Braz J Psychiatry. 2021 Nov-Dec;43(6):621-630. doi: 10.1590/1516-4446-2020-1246.
This article reviews the most common non-psychiatric comorbidities associated with affective disorders, examining the implications of their possible bidirectional link. A narrative review was conducted on the association among the three most common non-psychiatric diseases in major depressive disorder and bipolar disorder (obesity, metabolic syndrome, and cardiovascular diseases) in articles published from January 1994 to April 2020. The evidence suggests that obesity, metabolic syndrome, and cardiovascular diseases are highly prevalent in patients diagnosed with affective disorders. The presence of non-psychiatric comorbidities significantly worsens the therapeutic management and prognosis of affective disorders and vice versa. In many cases, these comorbidities may precede the onset of affective disorders, although in most cases they appear after it. The presence of these concurrent non-psychiatric diseases in an individual diagnosed with an affective disorder is associated with a more complex disease presentation and management. For professionals, the evidence unequivocally supports routine surveillance of comorbidities from a multidisciplinary approach.
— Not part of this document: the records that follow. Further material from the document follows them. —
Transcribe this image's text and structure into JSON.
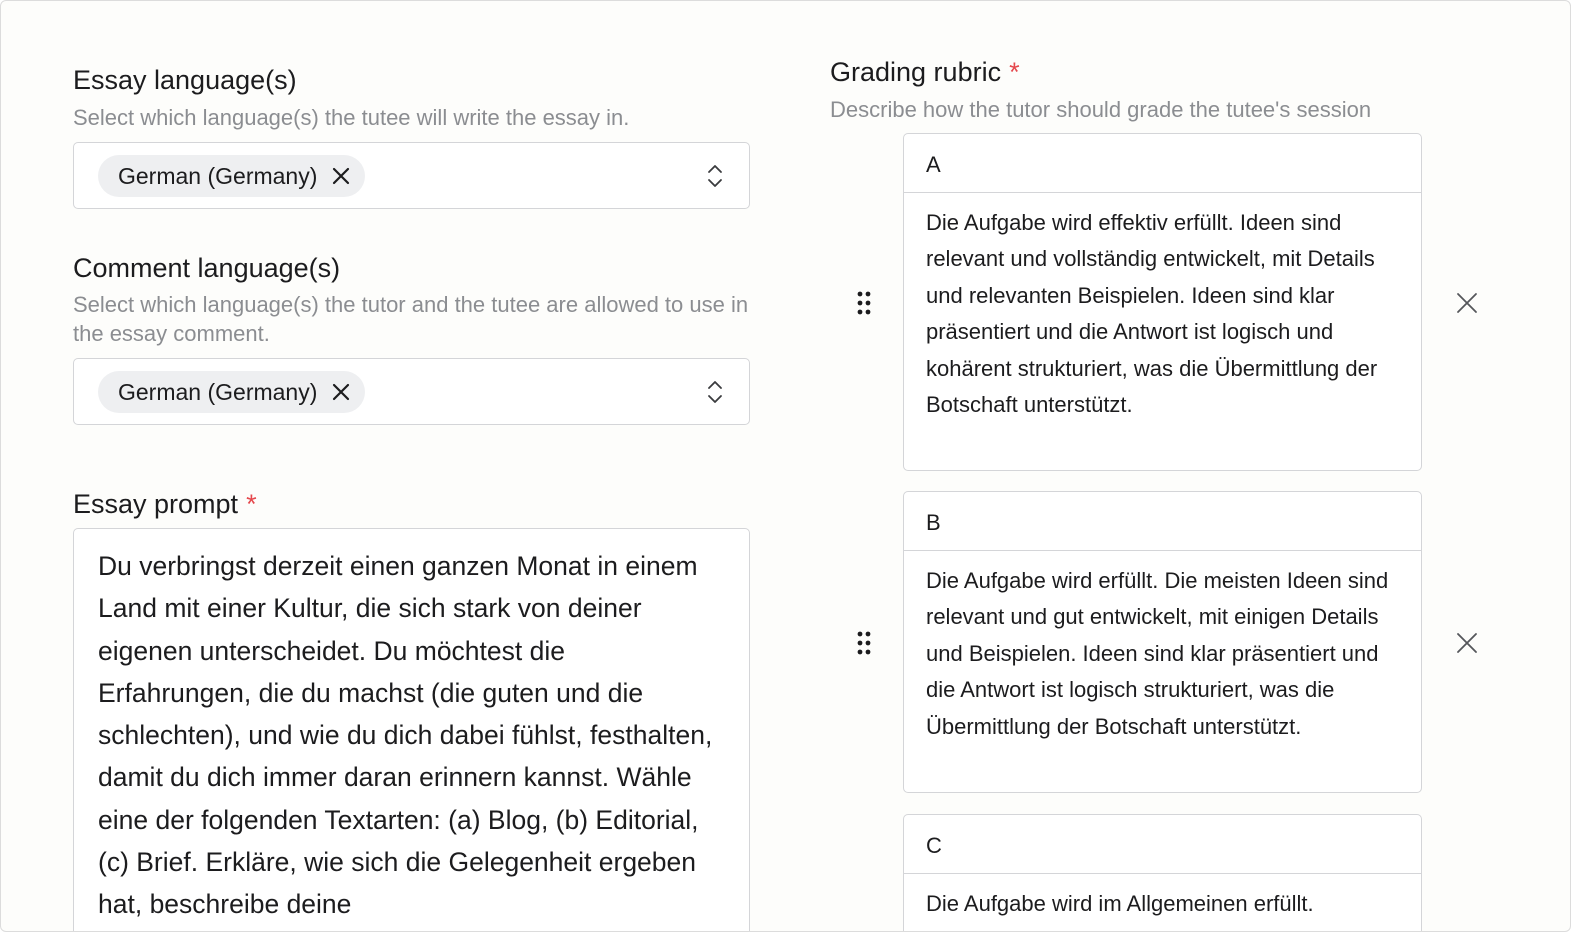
{
  "essay_language": {
    "title": "Essay language(s)",
    "help": "Select which language(s) the tutee will write the essay in.",
    "selected": [
      "German (Germany)"
    ]
  },
  "comment_language": {
    "title": "Comment language(s)",
    "help": "Select which language(s) the tutor and the tutee are allowed to use in the essay comment.",
    "selected": [
      "German (Germany)"
    ]
  },
  "essay_prompt": {
    "title": "Essay prompt",
    "required_marker": "*",
    "value": "Du verbringst derzeit einen ganzen Monat in einem Land mit einer Kultur, die sich stark von deiner eigenen unterscheidet. Du möchtest die Erfahrungen, die du machst (die guten und die schlechten), und wie du dich dabei fühlst, festhalten, damit du dich immer daran erinnern kannst. Wähle eine der folgenden Textarten: (a) Blog, (b) Editorial, (c) Brief. Erkläre, wie sich die Gelegenheit ergeben hat, beschreibe deine"
  },
  "grading_rubric": {
    "title": "Grading rubric",
    "required_marker": "*",
    "help": "Describe how the tutor should grade the tutee's session",
    "items": [
      {
        "grade": "A",
        "description": "Die Aufgabe wird effektiv erfüllt. Ideen sind relevant und vollständig entwickelt, mit Details und relevanten Beispielen. Ideen sind klar präsentiert und die Antwort ist logisch und kohärent strukturiert, was die Übermittlung der Botschaft unterstützt."
      },
      {
        "grade": "B",
        "description": "Die Aufgabe wird erfüllt. Die meisten Ideen sind relevant und gut entwickelt, mit einigen Details und Beispielen. Ideen sind klar präsentiert und die Antwort ist logisch strukturiert, was die Übermittlung der Botschaft unterstützt."
      },
      {
        "grade": "C",
        "description": "Die Aufgabe wird im Allgemeinen erfüllt."
      }
    ]
  },
  "icons": {
    "chip_remove": "close-icon",
    "select_toggle": "chevron-up-down-icon",
    "drag": "drag-handle-icon",
    "rubric_remove": "close-icon"
  },
  "colors": {
    "required": "#e5484d",
    "help_text": "#8b8d91",
    "border": "#d4d5d8",
    "chip_bg": "#eeeff1"
  }
}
这篇文章回顾了与情感障碍相关的最常见的非精神共病,研究了它们可能的双向联系的影响。对发表于 1994 年 1 月至 2020 年 4 月之间的文章中,三种最常见的精神疾病(肥胖症、代谢综合征和心血管疾病)与重性抑郁障碍和双相障碍之间的关系进行了叙述性综述。有证据表明,患有情感障碍的患者中肥胖症、代谢综合征和心血管疾病的发病率很高。非精神共病的存在显著加重了情感障碍的治疗管理和预后,反之亦然。在许多情况下,这些共病可能先于情感障碍的发作,但在大多数情况下,它们出现在之后。在被诊断患有情感障碍的个体中同时存在这些非精神疾病,与其更复杂的疾病表现和管理相关。对于专业人员来说,证据明确支持采用多学科方法对共病进行常规监测。